Castle, Derrymore Island, Co. Sligo
On a narrow island at Castle Point, jutting into the eastern shore of Lough Gara, stands what remains of an O'Gara stronghold.
Castle, Derrymore Island, Co. Sligo
The castle occupies the western tip of the island, where an oval platform roughly 21 by 18.5 metres has been constructed, rising about 0.7 metres high. This platform is enclosed by a substantial stony bank, standing 1.5 metres on the inside and 1.2 metres on the outside, with a defensive fosse or ditch running along the landward side; 3 metres wide and a metre deep, cutting the castle off from the rest of the island.

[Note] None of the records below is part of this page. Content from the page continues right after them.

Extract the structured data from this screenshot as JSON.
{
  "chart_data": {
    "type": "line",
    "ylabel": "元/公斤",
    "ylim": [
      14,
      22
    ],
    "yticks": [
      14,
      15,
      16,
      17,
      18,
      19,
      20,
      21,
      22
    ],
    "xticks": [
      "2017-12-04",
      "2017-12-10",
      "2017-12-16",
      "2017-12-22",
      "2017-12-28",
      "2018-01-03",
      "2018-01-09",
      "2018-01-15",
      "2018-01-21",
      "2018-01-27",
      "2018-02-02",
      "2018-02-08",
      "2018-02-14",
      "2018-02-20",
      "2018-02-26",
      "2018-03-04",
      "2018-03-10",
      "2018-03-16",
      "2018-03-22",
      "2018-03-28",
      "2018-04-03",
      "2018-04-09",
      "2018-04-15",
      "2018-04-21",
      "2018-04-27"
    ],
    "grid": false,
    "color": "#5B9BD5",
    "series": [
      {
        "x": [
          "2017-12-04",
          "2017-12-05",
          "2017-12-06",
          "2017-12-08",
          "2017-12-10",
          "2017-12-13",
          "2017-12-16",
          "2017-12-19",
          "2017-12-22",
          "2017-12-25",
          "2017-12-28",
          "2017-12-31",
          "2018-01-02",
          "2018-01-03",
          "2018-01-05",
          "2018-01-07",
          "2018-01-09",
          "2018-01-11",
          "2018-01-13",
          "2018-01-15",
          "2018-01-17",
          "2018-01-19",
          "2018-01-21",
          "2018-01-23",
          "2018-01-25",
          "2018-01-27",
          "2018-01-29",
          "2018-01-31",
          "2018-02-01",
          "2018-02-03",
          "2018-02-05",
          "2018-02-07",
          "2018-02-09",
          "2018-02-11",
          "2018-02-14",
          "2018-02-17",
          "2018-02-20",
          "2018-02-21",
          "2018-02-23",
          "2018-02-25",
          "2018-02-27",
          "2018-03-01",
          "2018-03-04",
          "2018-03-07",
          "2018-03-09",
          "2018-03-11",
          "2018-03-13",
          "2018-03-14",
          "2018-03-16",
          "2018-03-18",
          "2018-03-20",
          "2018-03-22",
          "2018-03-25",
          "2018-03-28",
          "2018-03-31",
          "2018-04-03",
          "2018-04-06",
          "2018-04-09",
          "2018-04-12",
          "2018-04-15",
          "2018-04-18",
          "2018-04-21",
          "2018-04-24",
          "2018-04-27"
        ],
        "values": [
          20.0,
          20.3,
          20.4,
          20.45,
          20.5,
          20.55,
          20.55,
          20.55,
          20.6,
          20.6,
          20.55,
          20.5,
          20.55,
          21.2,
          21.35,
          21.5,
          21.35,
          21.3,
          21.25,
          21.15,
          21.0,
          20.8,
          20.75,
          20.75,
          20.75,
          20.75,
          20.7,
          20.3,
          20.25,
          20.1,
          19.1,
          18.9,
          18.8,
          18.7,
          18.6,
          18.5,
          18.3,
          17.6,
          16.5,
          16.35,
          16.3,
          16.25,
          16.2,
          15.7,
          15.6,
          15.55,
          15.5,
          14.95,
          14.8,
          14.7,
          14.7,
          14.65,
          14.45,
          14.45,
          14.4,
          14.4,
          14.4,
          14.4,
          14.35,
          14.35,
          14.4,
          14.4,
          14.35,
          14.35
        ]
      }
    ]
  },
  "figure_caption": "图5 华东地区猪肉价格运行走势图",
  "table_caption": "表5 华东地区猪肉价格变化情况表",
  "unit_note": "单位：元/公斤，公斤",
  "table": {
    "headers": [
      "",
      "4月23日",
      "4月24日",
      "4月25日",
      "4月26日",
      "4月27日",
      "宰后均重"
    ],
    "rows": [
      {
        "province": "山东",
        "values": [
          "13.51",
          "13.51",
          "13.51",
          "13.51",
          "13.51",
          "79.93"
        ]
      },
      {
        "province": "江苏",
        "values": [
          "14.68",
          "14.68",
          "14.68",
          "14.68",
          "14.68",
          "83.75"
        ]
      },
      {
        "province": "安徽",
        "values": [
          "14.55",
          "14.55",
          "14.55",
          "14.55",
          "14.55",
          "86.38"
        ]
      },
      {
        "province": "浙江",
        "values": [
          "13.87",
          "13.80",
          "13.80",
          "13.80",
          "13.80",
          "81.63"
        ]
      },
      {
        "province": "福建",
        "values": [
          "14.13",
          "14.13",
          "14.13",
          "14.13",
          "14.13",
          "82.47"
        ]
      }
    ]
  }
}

The most visible remnants of the castle itself sit on the eastern side of the platform, where a rectangular stone structure once stood, measuring approximately 7.3 by 4.7 metres internally. Though time has reduced much of it to a rubble mound covered in grass, careful observation reveals fragments of its original construction, particularly along the southern wall where external facing stones remain visible, including blocks of dressed limestone that hint at the building’s former sophistication. A later addition, a drystone field boundary wall about 1.25 metres thick and 0.3 metres high, extends from the southern side of these ruins down to the lakeshore, effectively sealing off the western end of the island.
This fortification represents one of several castles built by the O’Gara family, who held considerable power in this region of County Sligo during the medieval period. The strategic position, surrounded by water on three sides with only a narrow approach from the east, would have made it an easily defensible location, whilst the dressed limestone blocks suggest this was more than a simple military outpost; it was likely a residence befitting the status of one of the area’s prominent Gaelic families.